Contemplation & Jingly Spurs
Monday, July 19, 2010
Sometime on Friday afternoon Rebecca and I will deplane at at the former Bergstrom Air Force Base and now the Austin, Texas airport. We will be met by Brother Edwin Reggio, CSC (seen here a couple of years ago with Rebecca when we visited St. Edward’s University). Brother Edwin will then drive us to St. Joseph Hall on the St.Ed’s University campus. It was here, in the venerable neo-Gothic main building that I attended high school for four years in the last half of the 50s. Then St. Joseph’s Hall was the inner sanctum of my teachers. It was verboten to even attempt to enter the place.
Last year at my high school reunion (all years beginning when the school opened in the 19th century (few if any from those classes showed up!) I had a chance to go into that inner sanctum. The school closed around in 1967 and the main building was incorporated to the ancillary university which was then also run by Brothers of the Holy Cross. There are fewer brothers now but the university is a de facto secular university with a liberal Catholic approach much like its sister university in Indiana, Notre Dame University.
St. Joseph’s hall is inhabited by older Brothers of the Holy Cross. The food, cooked by a most friendly Mexican/American is very good. The company is excellent and the conversation at the dinner table is always interesting. I look forward to Rebecca interacting with my former teacher (the last one still alive) and the other brothers who were all specialists in some field.
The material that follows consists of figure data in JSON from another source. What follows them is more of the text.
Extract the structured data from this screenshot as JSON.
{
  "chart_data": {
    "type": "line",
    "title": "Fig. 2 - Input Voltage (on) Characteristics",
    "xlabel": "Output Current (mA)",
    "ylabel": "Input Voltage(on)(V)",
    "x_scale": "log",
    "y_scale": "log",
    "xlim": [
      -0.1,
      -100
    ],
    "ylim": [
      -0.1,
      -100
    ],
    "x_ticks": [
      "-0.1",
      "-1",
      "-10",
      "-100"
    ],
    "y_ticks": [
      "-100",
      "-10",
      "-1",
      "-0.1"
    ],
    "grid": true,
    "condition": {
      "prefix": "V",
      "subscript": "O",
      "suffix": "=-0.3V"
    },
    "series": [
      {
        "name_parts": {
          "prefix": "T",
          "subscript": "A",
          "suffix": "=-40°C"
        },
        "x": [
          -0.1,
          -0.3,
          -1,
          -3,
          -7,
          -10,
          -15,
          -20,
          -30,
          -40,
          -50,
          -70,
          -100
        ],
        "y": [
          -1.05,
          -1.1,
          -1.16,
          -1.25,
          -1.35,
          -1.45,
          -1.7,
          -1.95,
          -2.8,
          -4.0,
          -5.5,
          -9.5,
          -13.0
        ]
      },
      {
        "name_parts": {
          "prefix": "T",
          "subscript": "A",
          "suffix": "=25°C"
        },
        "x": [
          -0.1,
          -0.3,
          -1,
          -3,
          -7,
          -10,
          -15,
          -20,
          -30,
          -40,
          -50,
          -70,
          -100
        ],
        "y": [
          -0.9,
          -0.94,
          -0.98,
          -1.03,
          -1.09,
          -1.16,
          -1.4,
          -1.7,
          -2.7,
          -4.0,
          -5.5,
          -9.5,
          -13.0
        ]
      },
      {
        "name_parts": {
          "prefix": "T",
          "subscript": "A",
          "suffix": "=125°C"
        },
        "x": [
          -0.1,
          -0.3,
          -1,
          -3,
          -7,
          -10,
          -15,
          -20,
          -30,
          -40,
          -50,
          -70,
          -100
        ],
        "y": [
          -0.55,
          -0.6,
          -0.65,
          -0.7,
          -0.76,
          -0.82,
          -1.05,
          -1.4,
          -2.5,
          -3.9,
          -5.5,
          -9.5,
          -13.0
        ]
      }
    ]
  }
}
We will be there for three days and we will explore the city, which is different to the one I left in 1961. On Monday we will fly to Harlingen where we will be picked up by a boot and jingly-spurred cowboy called Mike East who will drive us to his ranch. Today I called his partner Letty who informed me that it was 108 degrees Fahrenheit. The lingua franca at the ranch is good Mexican Spanish so I hope that the immersion into that language will profit Rebecca.
In this ranch, little cookhouses are dispersed over its large area. Cowboys have their chow there. Tortillas are made by hand ( I tried some last year and I could no stop) and the food is scrumptious. I hope that Mike will take us to one of those cookhouses. On the other hand breakfast at the ranch is a huge affair with eggs, beans, oatmeal, toast and loads of coffee.
Mike’s living room is a living museum with large stuffed heads of longhorns on the walls and with beautiful 19th century peacemaker Colts and Remington rifles on the wall. On the long corridor to the bedrooms the walls have old photographs that represent the history of Texas as lived by Mike’s ancestors.
It is my hope that some of the portraits that I take this time around might someday grace the walls of that corridor.